Well, let’s talk a little bit about the burnt Basque cheesecake. Tell me more about the origin story.
I used to do tests in the kitchen. I would come to the kitchen on Mondays when the bar was closed. I started doing tests with a recipe from one of my books. Looking at different recipes, I made combinations, mixing and comparing the results of all of them. I was testing lots of different things, like a chocolate mousse, a white and dark chocolate cake, mango creams… I worked on them a lot. Pintxos, too, because this is a pintxo bar, after all. At the time, you don’t know, you’re doing what you’re doing to make the establishment better, but you don’t know which dish will be more important than the others—your clients tell you that.
In my upcoming pintxo book, you told me the cheesecake was ‘born’ in 1988. Is that right?
Yes, a year or so after I started working with my family. My father was funny, he said about the cheesecake, “Santi, that thing you made, don’t ever stop making it.”
When you started making the cheesecake, what cheese did you use? The one you use now?

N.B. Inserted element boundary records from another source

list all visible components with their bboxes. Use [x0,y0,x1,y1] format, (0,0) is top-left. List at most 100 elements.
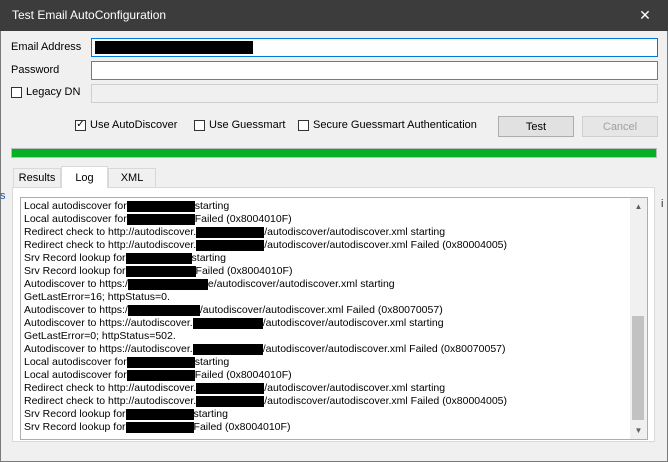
redaction-block [125,265,196,277]
log-line: Srv Record lookup for starting [24,252,629,265]
log-line: GetLastError=16; httpStatus=0. [24,291,629,304]
log-line: Local autodiscover for starting [24,200,629,213]
secure-guessmart-label: Secure Guessmart Authentication [313,119,477,131]
log-line: Autodiscover to https://autodiscover. /au… [24,343,629,356]
legacy-dn-checkbox[interactable]: Legacy DN [11,86,80,98]
log-line-text: Srv Record lookup for [24,265,126,277]
log-line-status: e/autodiscover/autodiscover.xml starting [207,278,395,290]
log-line-status: /autodiscover/autodiscover.xml Failed (0… [262,343,506,355]
redaction-block [196,226,265,238]
legacy-dn-checkbox-box[interactable] [11,86,22,98]
email-address-input[interactable] [91,38,658,57]
log-line-status: starting [193,408,228,420]
redaction-block [126,369,195,381]
title-bar: Test Email AutoConfiguration ✕ [0,0,668,31]
log-line: Local autodiscover for Failed (0x8004010F… [24,213,629,226]
log-line-text: Local autodiscover for [24,213,127,225]
log-line: Redirect check to http://autodiscover. /a… [24,382,629,395]
log-line: Autodiscover to https:/ /autodiscover/aut… [24,304,629,317]
password-label: Password [11,64,60,76]
checkmark-icon[interactable]: ✓ [75,119,86,131]
log-lines: Local autodiscover for starting Local auto… [24,200,629,434]
redaction-block [192,343,263,355]
password-input[interactable] [91,61,658,80]
log-line-status: /autodiscover/autodiscover.xml starting [262,317,444,329]
log-line-status: Failed (0x8004010F) [195,265,293,277]
log-line: Autodiscover to https:/ e/autodiscover/au… [24,278,629,291]
log-line-text: Redirect check to http://autodiscover. [24,382,197,394]
scroll-up-icon[interactable]: ▲ [630,198,647,215]
log-line: Redirect check to http://autodiscover. /a… [24,226,629,239]
legacy-dn-input [91,84,658,103]
vertical-scrollbar[interactable]: ▲ ▼ [630,198,647,439]
log-line: Local autodiscover for starting [24,356,629,369]
log-textbox[interactable]: Local autodiscover for starting Local auto… [20,197,648,440]
log-line-text: Redirect check to http://autodiscover. [24,395,197,407]
log-line-text: Local autodiscover for [24,200,127,212]
log-line-text: Srv Record lookup for [24,252,126,264]
progress-fill [12,149,656,157]
use-guessmart-checkbox-box[interactable] [194,119,205,131]
use-guessmart-label: Use Guessmart [209,119,286,131]
redacted-email [95,41,253,54]
tab-log[interactable]: Log [61,166,108,188]
email-address-label: Email Address [11,41,82,53]
log-line-text: Redirect check to http://autodiscover. [24,226,197,238]
redaction-block [192,317,263,329]
use-guessmart-checkbox[interactable]: Use Guessmart [194,119,285,131]
log-line-status: /autodiscover/autodiscover.xml Failed (0… [264,395,507,407]
use-autodiscover-checkbox[interactable]: ✓ Use AutoDiscover [75,119,177,131]
log-line: Srv Record lookup for Failed (0x8004010F) [24,421,629,434]
log-line-status: /autodiscover/autodiscover.xml Failed (0… [264,239,507,251]
redaction-block [125,408,194,420]
log-line: Local autodiscover for Failed (0x8004010F… [24,369,629,382]
log-line-status: /autodiscover/autodiscover.xml starting [264,226,446,238]
log-line-status: starting [194,200,230,212]
window-title: Test Email AutoConfiguration [12,8,167,22]
log-line-status: /autodiscover/autodiscover.xml starting [264,382,446,394]
progress-bar [11,148,657,158]
background-fragment-right: i [661,198,664,210]
tab-results[interactable]: Results [13,168,61,187]
legacy-dn-label: Legacy DN [26,86,81,98]
log-line-text: Srv Record lookup for [24,408,126,420]
log-line-text: Autodiscover to https://autodiscover. [24,343,193,355]
close-button[interactable]: ✕ [622,0,668,31]
test-button[interactable]: Test [498,116,574,137]
close-icon: ✕ [639,7,651,23]
log-line-status: starting [194,356,230,368]
log-line-text: Local autodiscover for [24,369,127,381]
log-line: Autodiscover to https://autodiscover. /au… [24,317,629,330]
redaction-block [196,395,265,407]
log-line-status: starting [191,252,226,264]
log-line-text: Redirect check to http://autodiscover. [24,239,197,251]
log-line-status: Failed (0x8004010F) [193,421,291,433]
redaction-block [127,304,200,316]
log-line-text: Autodiscover to https://autodiscover. [24,317,193,329]
log-line: Redirect check to http://autodiscover. /a… [24,239,629,252]
log-line-text: GetLastError=0; httpStatus=502. [24,330,176,342]
redaction-block [196,382,265,394]
redaction-block [126,213,195,225]
log-line-status: Failed (0x8004010F) [194,369,292,381]
log-line: GetLastError=0; httpStatus=502. [24,330,629,343]
log-line: Redirect check to http://autodiscover. /a… [24,395,629,408]
log-line-text: Local autodiscover for [24,356,127,368]
log-line-status: /autodiscover/autodiscover.xml Failed (0… [199,304,443,316]
log-line-text: Srv Record lookup for [24,421,126,433]
cancel-button: Cancel [582,116,658,137]
log-line: Srv Record lookup for Failed (0x8004010F) [24,265,629,278]
redaction-block [125,252,192,264]
background-fragment-left: s [0,190,6,202]
scroll-down-icon[interactable]: ▼ [630,422,647,439]
use-autodiscover-label: Use AutoDiscover [90,119,178,131]
secure-guessmart-checkbox[interactable]: Secure Guessmart Authentication [298,119,477,131]
log-line-status: Failed (0x8004010F) [194,213,292,225]
log-line-text: GetLastError=16; httpStatus=0. [24,291,170,303]
secure-guessmart-checkbox-box[interactable] [298,119,309,131]
scroll-thumb[interactable] [632,316,644,420]
tab-xml[interactable]: XML [108,168,156,187]
redaction-block [126,200,195,212]
redaction-block [196,239,265,251]
log-line-text: Autodiscover to https:/ [24,278,128,290]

No, now we use a different one. At the time, we used quark-style cheese, and that was really good, too. I remember taking the car after lunch service and driving around to look for different cheeses at the shops and supermarkets. At one point, I was doing a mixture of cheese until I finally found a cream cheese that I thought gave a good result. We used one brand for a while, then another gave me a discount, and we changed brands. And the cheesecake was even better! You have to adapt to where you are; that’s the secret.